Home & Shop Companion #0056
letter from a small corner of far away
Dear Lynn, dear Everyone,
I made a start on the vegetable garden today. After below average temperatures and frozen ground ten days ago, the temperature is now well above average, and although it has rained, the garden is just dry enough to hold my weight, though the field is still too wet to work. It’s good to make a start on the garden anyway, because in another month or so, by the time I have done the work in the field, the garden could already be behind schedule. Next to the bed where I started digging, there is plenty of kale left to eat from last year, and the purple sprouting broccoli is just starting to sprout, rather early. It didn’t take me long to fork over most of what was the legume bed, not because I am any superman but because the soil, after years of cultivation and compost, is easy to work. The green manure didn’t grow very well in this bed so instead of inverting the soil I only pushed the fork to a third of its depth to loosen the roots of the grass weeds which were starting to take hold. This week I will probably sow the broad beans; in this year’s legume bed there are so few weeds I probably won’t touch the soil except to push in the dibber before dropping in the seeds. Later I can run a hoe over the surface when the weeds come.
A robin joined me to look for his supper as I was digging. He is often known as the gardener’s friend, probably because he comes to see you as you work, or more accurately, he comes to see what you have unearthed. He was in luck; I did see him pounce on some sort of grub as I straightened up from my moderate exertions. The European robin comes from a different family of birds than the American robin; our robin stays around all year, and with its bright orange breast it is a popular image on Christmas cards. They are argumentative little birds.
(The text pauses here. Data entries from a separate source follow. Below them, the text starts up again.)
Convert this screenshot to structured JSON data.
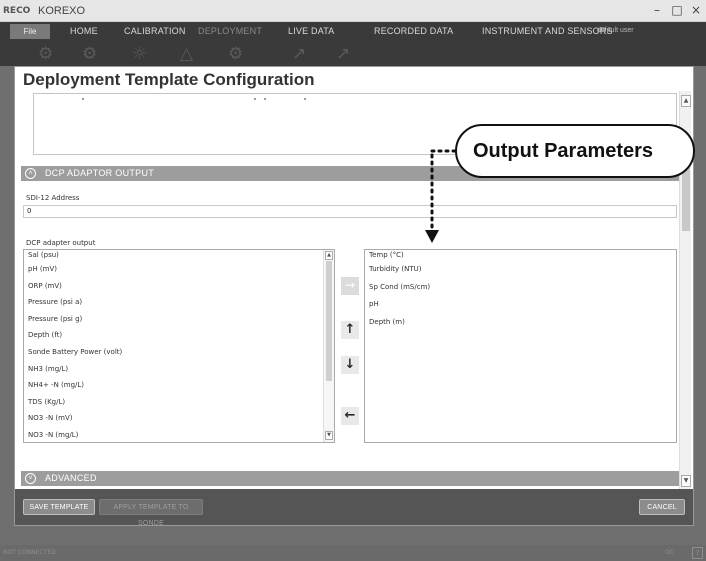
{
  "window": {
    "logo": "RECO",
    "title": "KOREXO",
    "minimize": "–",
    "maximize": "□",
    "close": "×"
  },
  "ribbon": {
    "file": "File",
    "tabs": [
      {
        "label": "HOME"
      },
      {
        "label": "CALIBRATION"
      },
      {
        "label": "DEPLOYMENT"
      },
      {
        "label": "LIVE DATA"
      },
      {
        "label": "RECORDED DATA"
      },
      {
        "label": "INSTRUMENT AND SENSORS"
      }
    ],
    "user": "default user"
  },
  "dialog": {
    "title": "Deployment Template Configuration",
    "dcp_section": "DCP ADAPTOR OUTPUT",
    "sdi_label": "SDI-12 Address",
    "sdi_value": "0",
    "dcp_output_label": "DCP adapter output",
    "available_parameters": [
      "Sal (psu)",
      "pH (mV)",
      "ORP (mV)",
      "Pressure (psi a)",
      "Pressure (psi g)",
      "Depth (ft)",
      "Sonde Battery Power (volt)",
      "NH3 (mg/L)",
      "NH4+ -N (mg/L)",
      "TDS (Kg/L)",
      "NO3 -N (mV)",
      "NO3 -N (mg/L)"
    ],
    "selected_parameters": [
      "Temp (°C)",
      "Turbidity (NTU)",
      "Sp Cond (mS/cm)",
      "pH",
      "Depth (m)"
    ],
    "move_buttons": {
      "add": "→",
      "up": "↑",
      "down": "↓",
      "remove": "←"
    },
    "advanced_section": "ADVANCED",
    "save_button": "SAVE TEMPLATE",
    "apply_button": "APPLY TEMPLATE TO SONDE",
    "cancel_button": "CANCEL"
  },
  "status": {
    "left": "NOT CONNECTED",
    "right": "OC",
    "help": "?"
  },
  "callout": {
    "text": "Output Parameters"
  }
}
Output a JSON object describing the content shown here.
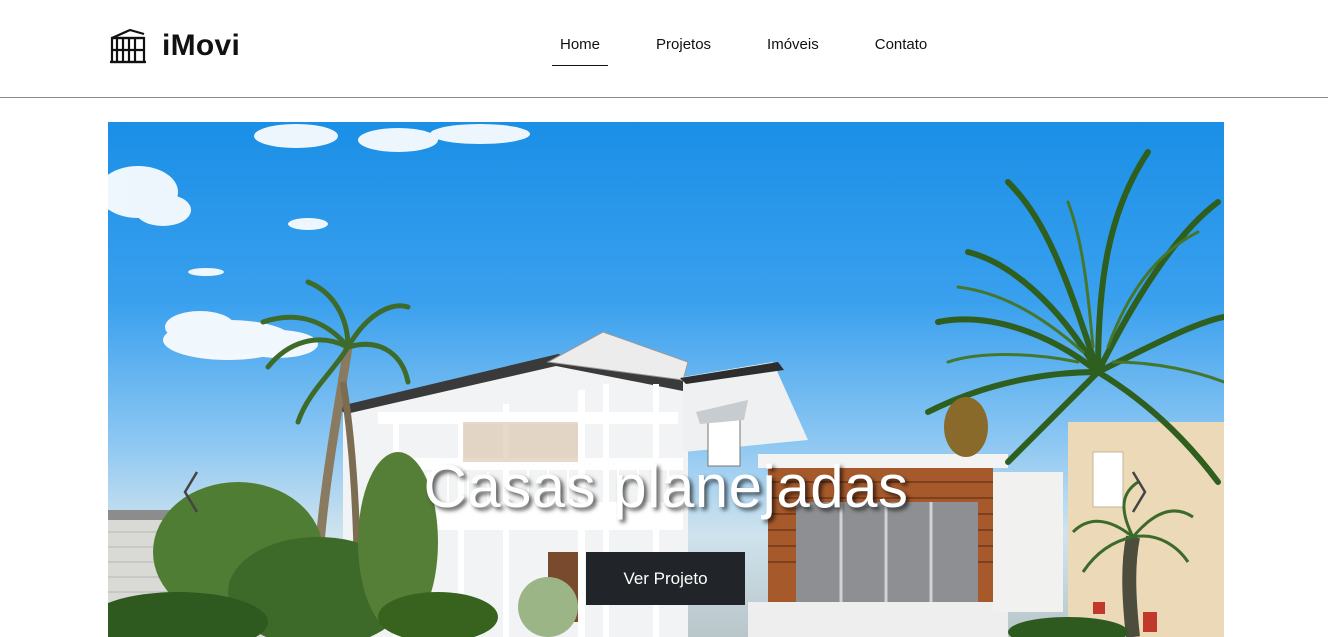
{
  "brand": {
    "name": "iMovi",
    "icon": "building-icon"
  },
  "nav": {
    "items": [
      {
        "label": "Home",
        "active": true
      },
      {
        "label": "Projetos",
        "active": false
      },
      {
        "label": "Imóveis",
        "active": false
      },
      {
        "label": "Contato",
        "active": false
      }
    ]
  },
  "hero": {
    "caption": "Casas planejadas",
    "cta_label": "Ver Projeto",
    "prev_icon": "chevron-left-icon",
    "next_icon": "chevron-right-icon"
  },
  "colors": {
    "cta_background": "#212529",
    "header_border": "#8a8a8a",
    "sky": "#1a8fe6"
  }
}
One Easter morning as I sat at the kitchen table making up rhyming clues in readiness for the children’s Easter egg hunt, a robin landed in the hedge outside the kitchen window. I am not a fan of anthropomorphism, whether it is dogs, horses or robins, and this came into my head.
The robin sings upon the bough
and as we listen, we think, how
beautifully the sweet bird sings,
it must be thinking lovely things,
But to a robin it’s a shout –
you other robins, you keep out!
Looking up the robin this morning, I discover that the robins of the same species are much more shy on the continent of Europe than they are here, and that fact reminded me of an idle speculation about what robins did before humans were there to dig our gardens. The answer, I mused, must surely be pigs or wild boar. Since we have had no wild boar here for hundreds of years, until some imported ones escaped in the 1990s and became numerous, perhaps the robins were just stuck with us, while in Europe they stayed in the forests and followed the rootling boar.
Whether that theory holds water or not, the robins are welcome around here, and I guess their lives are about to get easier because spring is just around the corner. Along the hedges the delicate kittens’ tails of the hazel flowers have already appeared and Lucy is showing much more interest in the grass verges as I take back and forth from the field.
Take care,
William
William Castle is a violin maker, farmer & SFJ contributor who lives in Shropshire, England.